Arbeitsblatt zum Gedicht
PDF (24.4 KB)

Details zum Gedicht „Ghasel“

Anzahl Strophen
1
Anzahl Verse
18
Anzahl Wörter
125
Entstehungsjahr
1920
Epoche
Expressionismus

Gedicht-Analyse

Das vorliegende Gedicht „Ghasel“ wurde von Erich Mühsam verfasst, einem deutschen Schriftsteller und Anarchisten. Mühsam lebte von 1878 bis 1934, eine zeitliche Einordnung des Gedichts ist jedoch nicht direkt möglich. Der erste Eindruck ist, dass es sich um eine ernste und kritische Abhandlung der menschlichen Gesellschaft handelt.

Inhaltlich richtet sich das lyrische Ich an die Menschheit und kritisiert deren Handlungen und das daraus resultierende Schicksal (Vers 1-2). Die Menschen machen sich selbst Vorwürfe, der Inaktivität und überlassen das große Potential der produktiven Arbeit dem Unglück (Vers 3-6). Sie schufen Normen und Gesetze aus Neid und machten sich selbst zu Sklaven und Soldaten (Vers 7-8). Sie verursachten Gewalt und Krieg und wandeln nun durch blutige Schlachtfelder (Vers 9-10). Das lyrische Ich ruft zur Besinnung auf, um den Weg des Friedens zu gehen (Vers 11-16). Nur diejenigen, die sich diesem Weg annähern, werden in der Zukunft überleben (Vers 17-18).

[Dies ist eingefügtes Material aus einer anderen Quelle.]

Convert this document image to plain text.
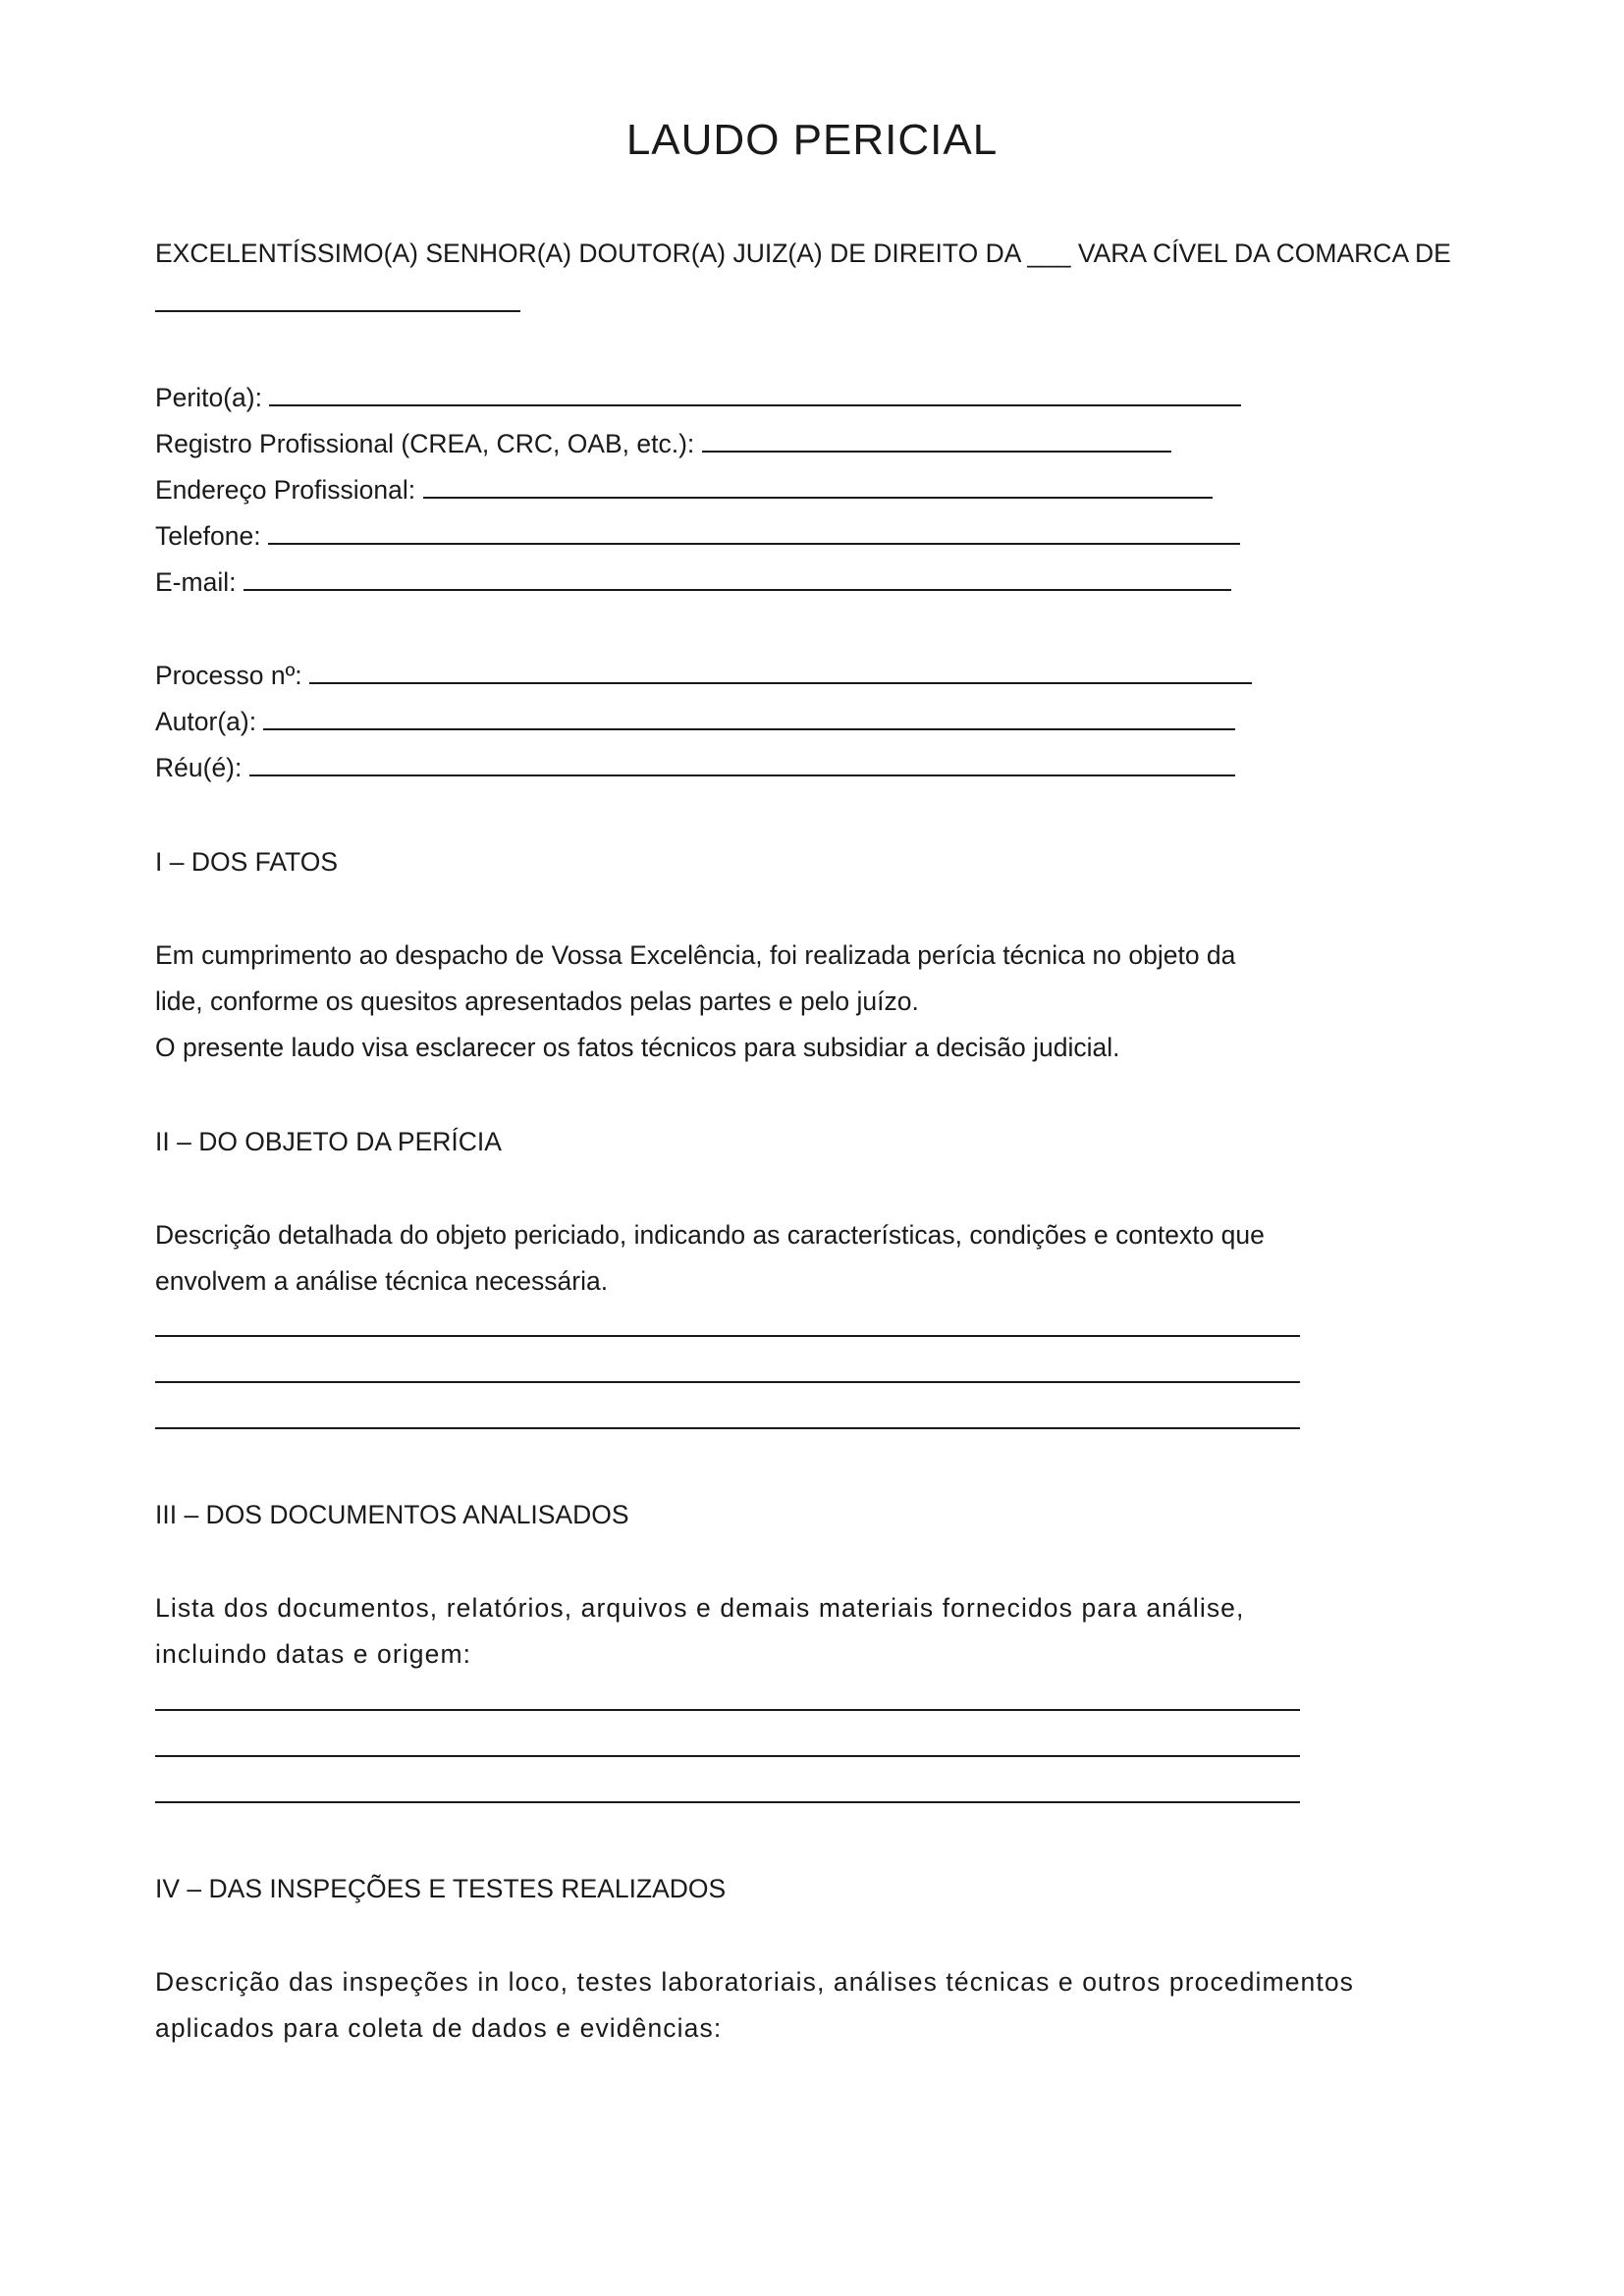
LAUDO PERICIAL
EXCELENTÍSSIMO(A) SENHOR(A) DOUTOR(A) JUIZ(A) DE DIREITO DA ___ VARA CÍVEL DA COMARCA DE
Perito(a):
Registro Profissional (CREA, CRC, OAB, etc.):
Endereço Profissional:
Telefone:
E-mail:
Processo nº:
Autor(a):
Réu(é):
I – DOS FATOS
Em cumprimento ao despacho de Vossa Excelência, foi realizada perícia técnica no objeto da
lide, conforme os quesitos apresentados pelas partes e pelo juízo.
O presente laudo visa esclarecer os fatos técnicos para subsidiar a decisão judicial.
II – DO OBJETO DA PERÍCIA
Descrição detalhada do objeto periciado, indicando as características, condições e contexto que
envolvem a análise técnica necessária.
III – DOS DOCUMENTOS ANALISADOS
Lista dos documentos, relatórios, arquivos e demais materiais fornecidos para análise,
incluindo datas e origem:
IV – DAS INSPEÇÕES E TESTES REALIZADOS
Descrição das inspeções in loco, testes laboratoriais, análises técnicas e outros procedimentos
aplicados para coleta de dados e evidências:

Das lyrische Ich führt hierbei eine Gesellschaftskritik durch und ruft zur Besinnung auf. Es betont die Eigenverantwortung der Menschen für ihr Schicksal sowie die Auswirkungen ihrer Taten auf die Welt. Negativen Entwicklungen wie Krieg, Gewalt und Unterdrückung werden das Potenzial zur persönlichen Entwicklung und das Streben nach Frieden entgegengestellt.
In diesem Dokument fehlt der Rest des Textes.